出典4:「Are Wall Street Analysts Predicting Procter & Gamble Stock Will Climb or Sink?」
https://www.nasdaq.com/articles/are-wall-street-analysts-predicting-procter-gamble-stock-will-climb-or-sink?utm_source=chatgpt.com
デメリット② 人気化しすぎて割高になることも
「安全資産」として買われるあまり、業績に比べて株価が高くなってしまうケースもあります。
例えば、
・ライオン(4912)
衛生用品の需要増で注目されましたが、PERが過熱気味になり、成長鈍化局面では株価が下落するリスクも。
出典5:「ライオン株式会社(東証:4912)の投資家人気は、割高感から脅かされている」
https://simplywall.st/ja/stocks/jp/household/tse-4912/lion-shares/news/525498f358932356?utm_source=chatgpt.com
4.相場環境によって「守りと攻め」を使い分けよう
ディフェンシブセクターは、相場全体が不安定なときほど価値を発揮する「守りの資産」です。
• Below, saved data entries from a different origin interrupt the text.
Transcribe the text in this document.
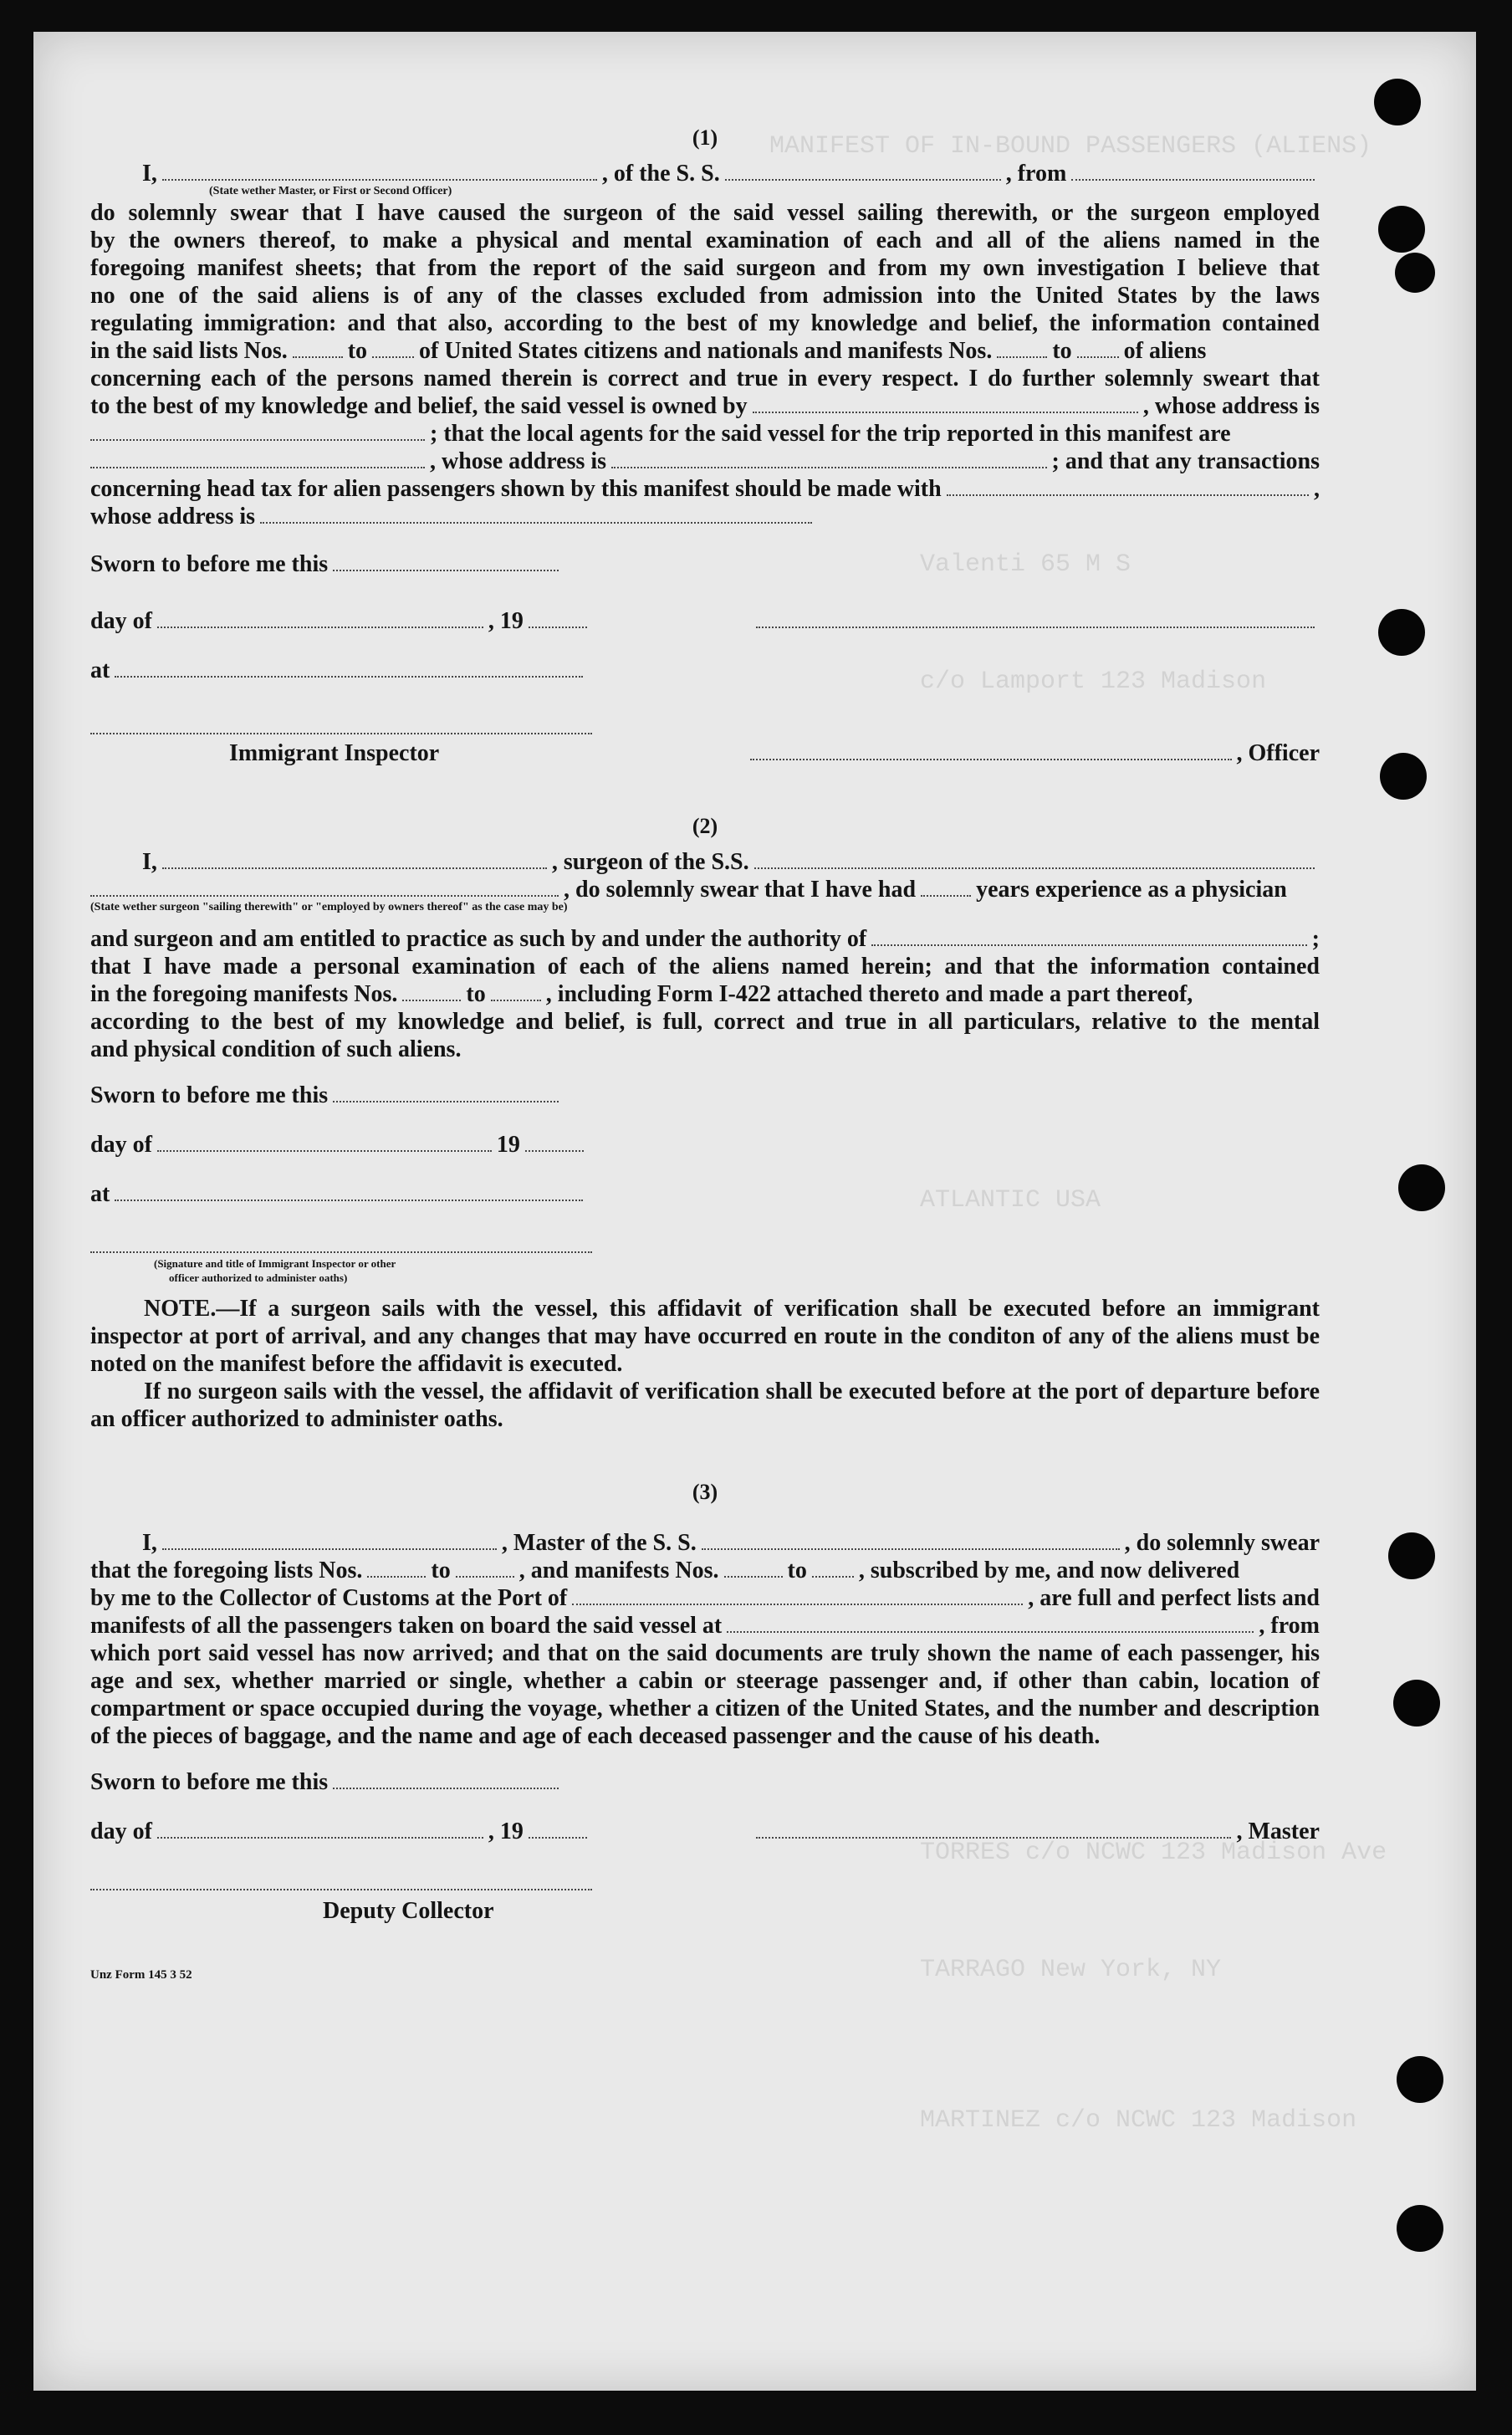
MANIFEST OF IN-BOUND PASSENGERS (ALIENS)
Valenti 65 M S
c/o Lamport 123 Madison
ATLANTIC USA
TORRES c/o NCWC 123 Madison Ave
TARRAGO New York, NY
MARTINEZ c/o NCWC 123 Madison
(1)
I,	, of the S. S.	, from
(State wether Master, or First or Second Officer)
do solemnly swear that I have caused the surgeon of the said vessel sailing therewith, or the surgeon employed
by the owners thereof, to make a physical and mental examination of each and all of the aliens named in the
foregoing manifest sheets; that from the report of the said surgeon and from my own investigation I believe that
no one of the said aliens is of any of the classes excluded from admission into the United States by the laws
regulating immigration: and that also, according to the best of my knowledge and belief, the information contained
in the said lists Nos.	to of United States citizens and nationals and manifests Nos.	to of aliens
concerning each of the persons named therein is correct and true in every respect. I do further solemnly sweart that
to the best of my knowledge and belief, the said vessel is owned by	, whose address is
; that the local agents for the said vessel for the trip reported in this manifest are
, whose address is	; and that any transactions
concerning head tax for alien passengers shown by this manifest should be made with	,
whose address is
Sworn to before me this
day of	, 19
at
Immigrant Inspector	, Officer
(2)
I,	, surgeon of the S.S.
, do solemnly swear that I have had	years experience as a physician
(State wether surgeon "sailing therewith" or "employed by owners thereof" as the case may be)
and surgeon and am entitled to practice as such by and under the authority of	;
that I have made a personal examination of each of the aliens named herein; and that the information contained
in the foregoing manifests Nos.	to	, including Form I-422 attached thereto and made a part thereof,
according to the best of my knowledge and belief, is full, correct and true in all particulars, relative to the mental
and physical condition of such aliens.
Sworn to before me this
day of	19
at
(Signature and title of Immigrant Inspector or other
officer authorized to administer oaths)
NOTE.—If a surgeon sails with the vessel, this affidavit of verification shall be executed before an immigrant inspector at port of arrival, and any changes that may have occurred en route in the conditon of any of the aliens must be noted on the manifest before the affidavit is executed.
If no surgeon sails with the vessel, the affidavit of verification shall be executed before at the port of departure before an officer authorized to administer oaths.
(3)
I,	, Master of the S. S.	, do solemnly swear
that the foregoing lists Nos.	to	, and manifests Nos.	to , subscribed by me, and now delivered
by me to the Collector of Customs at the Port of	, are full and perfect lists and
manifests of all the passengers taken on board the said vessel at	, from
which port said vessel has now arrived; and that on the said documents are truly shown the name of each passenger, his age and sex, whether married or single, whether a cabin or steerage passenger and, if other than cabin, location of compartment or space occupied during the voyage, whether a citizen of the United States, and the number and description of the pieces of baggage, and the name and age of each deceased passenger and the cause of his death.
Sworn to before me this
day of	, 19	, Master
Deputy Collector
Unz Form 145 3 52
特に食料品関連は生活に不可欠であり、不況耐性が高いのが魅力。
ただし、常に市場平均を上回るとは限らず、資産の一部に組み入れる「バランサー」として活用するのが現実的です。セクターサイクルや相場の温度感を見ながら、攻め(グロース株)と守り(ディフェンシブ)のバランスを調整していきましょう。
最後に、食料品銘柄と特許との関係は投資家にあまり意識されにくい側面がありますが、特許による製法の独自性や品質向上技術は、長期的にブランド力や収益力の源泉となることがあります。
例えば、保存性・風味の改良、植物由来成分の抽出技術などの特許は、競合との差別化やプレミアム価格の維持につながることがあります。こうした特許による「見えない競争力」は、ディフェンシブ銘柄としての株価安定性を裏から支える存在と言えるでしょう。
※本記事は情報提供を目的としたものであり、特定の銘柄や金融商品の購入・売却を勧誘するものではありません。投資に関する最終的な判断はご自身で行ってください。また、本記事の内容によって生じたいかなる損失についても、当サイトでは一切の責任を負いかねます。